7. Aangezien eiser met het vervullen van de geduide functies een zodanig inkomen kan verwerven dat in vergelijking met het maatmanloon het verlies aan verdiencapaciteit 12,54%, en dus minder dan 35%, bedraagt, heeft verweerder naar het oordeel van de rechtbank terecht aan eiser per 5 oktober 2015 een uitkering op grond van de WIA onthouden.
8. Het beroep is dan ook ongegrond.
9. Gelet op deze uitkomst bestaat aanleiding het bij het beroep gedane verzoek om schadevergoeding, dat naar het oordeel van de rechtbank moet worden begrepen als een verzoek in de zin van artikel 8:91 van de Algemene wet bestuursrecht, af te wijzen.
10. Voor een proceskostenveroordeling bestaat geen aanleiding.

Beslissing

De rechtbank verklaart het beroep ongegrond.
Deze uitspraak is gedaan door mr.
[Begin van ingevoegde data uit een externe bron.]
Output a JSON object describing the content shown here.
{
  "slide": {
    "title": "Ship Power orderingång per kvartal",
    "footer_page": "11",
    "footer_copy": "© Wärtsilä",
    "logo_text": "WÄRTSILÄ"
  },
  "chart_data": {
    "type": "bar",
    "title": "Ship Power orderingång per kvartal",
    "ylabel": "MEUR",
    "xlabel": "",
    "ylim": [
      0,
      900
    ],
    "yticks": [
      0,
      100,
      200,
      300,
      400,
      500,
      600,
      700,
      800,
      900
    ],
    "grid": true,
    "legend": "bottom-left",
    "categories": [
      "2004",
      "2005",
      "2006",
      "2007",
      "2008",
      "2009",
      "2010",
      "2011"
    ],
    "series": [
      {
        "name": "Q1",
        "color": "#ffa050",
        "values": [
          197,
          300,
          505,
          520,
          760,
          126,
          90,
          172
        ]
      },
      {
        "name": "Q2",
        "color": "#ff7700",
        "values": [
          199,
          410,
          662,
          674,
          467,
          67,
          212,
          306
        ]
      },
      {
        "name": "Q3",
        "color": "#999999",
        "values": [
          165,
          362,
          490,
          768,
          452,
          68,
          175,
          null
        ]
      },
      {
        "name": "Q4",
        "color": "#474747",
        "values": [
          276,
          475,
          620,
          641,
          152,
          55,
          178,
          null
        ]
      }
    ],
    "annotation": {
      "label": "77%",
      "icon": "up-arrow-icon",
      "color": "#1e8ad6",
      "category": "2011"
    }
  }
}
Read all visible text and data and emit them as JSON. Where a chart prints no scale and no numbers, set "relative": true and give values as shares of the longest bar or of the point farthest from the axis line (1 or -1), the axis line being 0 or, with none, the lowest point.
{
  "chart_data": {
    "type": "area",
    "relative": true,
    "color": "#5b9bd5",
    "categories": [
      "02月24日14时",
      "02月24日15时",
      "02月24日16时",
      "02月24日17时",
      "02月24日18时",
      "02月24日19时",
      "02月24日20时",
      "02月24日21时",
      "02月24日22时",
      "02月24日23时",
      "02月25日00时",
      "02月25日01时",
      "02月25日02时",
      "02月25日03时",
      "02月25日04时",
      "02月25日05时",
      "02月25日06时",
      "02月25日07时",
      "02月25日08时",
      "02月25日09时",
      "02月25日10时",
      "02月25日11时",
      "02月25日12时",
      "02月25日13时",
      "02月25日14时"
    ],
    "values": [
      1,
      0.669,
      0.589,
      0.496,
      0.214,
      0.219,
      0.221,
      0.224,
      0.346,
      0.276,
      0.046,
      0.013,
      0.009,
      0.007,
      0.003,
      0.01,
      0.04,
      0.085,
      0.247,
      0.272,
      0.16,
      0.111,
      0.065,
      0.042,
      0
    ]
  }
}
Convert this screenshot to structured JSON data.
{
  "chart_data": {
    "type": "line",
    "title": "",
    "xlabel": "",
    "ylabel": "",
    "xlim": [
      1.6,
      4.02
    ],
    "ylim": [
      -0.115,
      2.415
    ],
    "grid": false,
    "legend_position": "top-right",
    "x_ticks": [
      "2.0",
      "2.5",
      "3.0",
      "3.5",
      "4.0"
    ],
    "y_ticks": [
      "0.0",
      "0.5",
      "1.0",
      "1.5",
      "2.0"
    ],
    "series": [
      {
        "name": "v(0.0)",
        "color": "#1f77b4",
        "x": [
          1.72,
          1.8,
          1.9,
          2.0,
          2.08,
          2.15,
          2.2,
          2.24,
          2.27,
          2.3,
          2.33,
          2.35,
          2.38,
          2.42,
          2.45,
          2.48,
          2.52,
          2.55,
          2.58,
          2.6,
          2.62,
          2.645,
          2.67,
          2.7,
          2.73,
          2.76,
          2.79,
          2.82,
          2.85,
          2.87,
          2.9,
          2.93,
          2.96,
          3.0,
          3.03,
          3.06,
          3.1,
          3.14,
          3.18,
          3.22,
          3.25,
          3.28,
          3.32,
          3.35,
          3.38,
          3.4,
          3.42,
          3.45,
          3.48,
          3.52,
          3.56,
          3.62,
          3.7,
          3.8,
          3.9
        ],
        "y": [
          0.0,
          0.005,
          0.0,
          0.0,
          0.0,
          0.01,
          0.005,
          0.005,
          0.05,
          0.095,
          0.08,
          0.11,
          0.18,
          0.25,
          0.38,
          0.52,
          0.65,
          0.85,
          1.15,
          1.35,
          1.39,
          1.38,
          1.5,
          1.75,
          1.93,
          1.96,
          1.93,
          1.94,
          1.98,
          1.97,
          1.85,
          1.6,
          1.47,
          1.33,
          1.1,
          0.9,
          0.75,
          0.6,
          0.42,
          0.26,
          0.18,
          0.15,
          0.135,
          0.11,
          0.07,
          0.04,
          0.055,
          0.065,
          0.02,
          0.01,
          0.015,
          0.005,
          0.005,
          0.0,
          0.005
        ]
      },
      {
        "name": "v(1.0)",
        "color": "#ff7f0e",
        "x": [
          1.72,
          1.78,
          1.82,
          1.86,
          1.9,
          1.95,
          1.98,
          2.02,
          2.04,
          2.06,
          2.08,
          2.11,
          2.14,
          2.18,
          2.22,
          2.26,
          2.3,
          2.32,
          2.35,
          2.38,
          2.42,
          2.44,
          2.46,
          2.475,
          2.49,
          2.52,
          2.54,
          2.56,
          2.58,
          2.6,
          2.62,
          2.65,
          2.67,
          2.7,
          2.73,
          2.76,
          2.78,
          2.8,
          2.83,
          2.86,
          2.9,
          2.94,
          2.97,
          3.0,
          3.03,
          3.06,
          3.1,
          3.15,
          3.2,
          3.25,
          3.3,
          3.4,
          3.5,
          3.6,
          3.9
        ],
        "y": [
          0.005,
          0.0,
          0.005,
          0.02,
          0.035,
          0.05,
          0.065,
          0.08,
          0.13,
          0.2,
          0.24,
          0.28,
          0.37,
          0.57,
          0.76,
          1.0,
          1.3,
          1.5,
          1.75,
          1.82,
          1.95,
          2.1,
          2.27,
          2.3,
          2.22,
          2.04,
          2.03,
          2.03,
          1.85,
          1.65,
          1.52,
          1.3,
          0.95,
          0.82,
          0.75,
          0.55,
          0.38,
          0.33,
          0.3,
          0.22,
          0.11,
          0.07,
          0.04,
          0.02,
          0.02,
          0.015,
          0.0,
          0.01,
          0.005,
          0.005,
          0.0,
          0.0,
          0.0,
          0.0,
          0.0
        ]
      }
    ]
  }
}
F.X. Cozijn, rechter, in aanwezigheid van drs. A.C.P. Witsiers, griffier. De beslissing is in het openbaar uitgesproken op 23 januari 2017.

Rechtsmiddel

Tegen deze uitspraak kan binnen zes weken na de dag van verzending daarvan hoger beroep worden ingesteld bij de Centrale Raad van Beroep. Als hoger beroep is ingesteld, kan bij de voorzieningenrechter van de hogerberoepsrechter worden verzocht om het treffen van een voorlopige voorziening.